Written by Vince Mancini / 07.24.08

Another Tropic Thunder viral site just went live today, this one covering Robert Downey Jr.’s character, award-winning Australian actor Kirk Lazarus (you may remember the Tugg Speedman sites from last week).  I normally don’t cover viral sites for upcoming movies because they’re usually pointless marketing papsmear exhorting me to go on a scavenger hunt for the chance to see their stupid poster.  As Tropic Thunder wisely illustrates, keeping me entertained is a one-way street. 

Some highlights:

 “6 Time Crying Monkey Award Winner"

[From his bio] …Kirk finally settled and was raised by his aboriginal half-sister Bree (three years his junior) and her boyfriend Angus, in a modest apartment bloc in Coober-Pedy.  After years of living on government assistance, and finally ready to strike out on his own, the thirteen-year-old Lazarus set off to find his fortune.  According to his half sister (now late) he had “A real handle on catchin’ and knockin’ tha piss out of the wallabies, and he was as wild as a one legged dingo with a rash.”

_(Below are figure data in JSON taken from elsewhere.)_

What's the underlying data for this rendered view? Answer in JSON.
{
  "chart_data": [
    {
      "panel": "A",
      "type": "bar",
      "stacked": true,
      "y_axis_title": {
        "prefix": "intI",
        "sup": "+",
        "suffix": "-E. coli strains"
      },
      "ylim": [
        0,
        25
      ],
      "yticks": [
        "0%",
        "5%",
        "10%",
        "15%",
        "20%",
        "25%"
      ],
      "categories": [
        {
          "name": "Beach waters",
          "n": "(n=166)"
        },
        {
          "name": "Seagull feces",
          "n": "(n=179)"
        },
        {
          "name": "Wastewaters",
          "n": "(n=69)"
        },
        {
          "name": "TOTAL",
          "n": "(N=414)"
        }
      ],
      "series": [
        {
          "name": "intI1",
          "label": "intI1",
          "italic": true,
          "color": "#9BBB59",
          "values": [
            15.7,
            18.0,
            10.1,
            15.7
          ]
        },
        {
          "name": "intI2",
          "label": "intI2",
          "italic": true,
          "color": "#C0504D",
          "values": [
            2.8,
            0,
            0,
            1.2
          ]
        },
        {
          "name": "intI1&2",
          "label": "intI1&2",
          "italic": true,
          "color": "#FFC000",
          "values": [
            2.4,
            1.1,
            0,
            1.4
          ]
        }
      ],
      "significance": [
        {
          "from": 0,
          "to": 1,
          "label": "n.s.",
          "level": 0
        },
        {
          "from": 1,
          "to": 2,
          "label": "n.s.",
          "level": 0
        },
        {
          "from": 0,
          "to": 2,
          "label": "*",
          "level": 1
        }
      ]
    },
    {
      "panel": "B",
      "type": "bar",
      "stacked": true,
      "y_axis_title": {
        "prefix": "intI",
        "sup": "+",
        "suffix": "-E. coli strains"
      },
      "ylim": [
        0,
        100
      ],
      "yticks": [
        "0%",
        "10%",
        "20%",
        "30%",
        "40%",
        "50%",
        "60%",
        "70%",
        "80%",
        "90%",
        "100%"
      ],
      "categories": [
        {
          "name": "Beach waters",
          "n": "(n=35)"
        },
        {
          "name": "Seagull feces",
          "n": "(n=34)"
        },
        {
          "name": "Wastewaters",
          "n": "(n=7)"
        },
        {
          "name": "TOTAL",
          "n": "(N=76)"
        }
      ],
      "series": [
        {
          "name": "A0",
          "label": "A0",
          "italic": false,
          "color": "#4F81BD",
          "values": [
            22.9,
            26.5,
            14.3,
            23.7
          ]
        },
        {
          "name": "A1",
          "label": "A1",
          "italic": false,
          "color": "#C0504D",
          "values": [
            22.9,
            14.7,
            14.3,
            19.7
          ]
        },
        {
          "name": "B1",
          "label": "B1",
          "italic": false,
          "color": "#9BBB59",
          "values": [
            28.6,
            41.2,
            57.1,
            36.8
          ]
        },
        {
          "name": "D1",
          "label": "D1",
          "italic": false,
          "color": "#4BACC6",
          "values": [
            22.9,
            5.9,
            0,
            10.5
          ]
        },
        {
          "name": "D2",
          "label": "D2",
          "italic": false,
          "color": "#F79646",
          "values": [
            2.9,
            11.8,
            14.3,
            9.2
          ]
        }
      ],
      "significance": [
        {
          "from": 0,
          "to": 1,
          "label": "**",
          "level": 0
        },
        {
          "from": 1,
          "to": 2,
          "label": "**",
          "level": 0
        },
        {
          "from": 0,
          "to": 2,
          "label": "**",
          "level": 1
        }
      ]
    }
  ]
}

Restless after apprenticing for several years as a “Nuisance Kangaroo Catcher” in the suburbs of Canberra, Kirk tried his hand at several other jobs.  First working at a Pig Iron smelting plant, then a Concrete Manufacturer, then a brief stint as a Truck Driver, and finally coming to work at a Thumbtack and Nail factory. 

….It wasn’t until 1989 that Lazarus got his first big break.  Playing teenage undercover cop “Zack Blake” in the urban hip-hop cop drama “Rap Street”.  He seemed born to play the role of the illegitimate son of a boxer who had worked in a nail factory before going to Juvie for stabbing a pornographer, copping a plea, and becoming a cop.  The role, however, only lasted a year, and Kirk was let go after stabbing a make-up artist in the neck with a comb when he tried to put eyeliner on him.

…After a few knocks and perceived career missteps, like declining to take the role of the retarded boy in "What’s Eating Gilbert Grape", Kirk finally got his first big shot in the movies, playing a southern racist Klan leader in the civil rights film "Whistlin’ at White Women."

Anyway, there’s more over at KirkLazarus.com and most of it’s pretty funny.  But you know what’s not funny?  White slavery.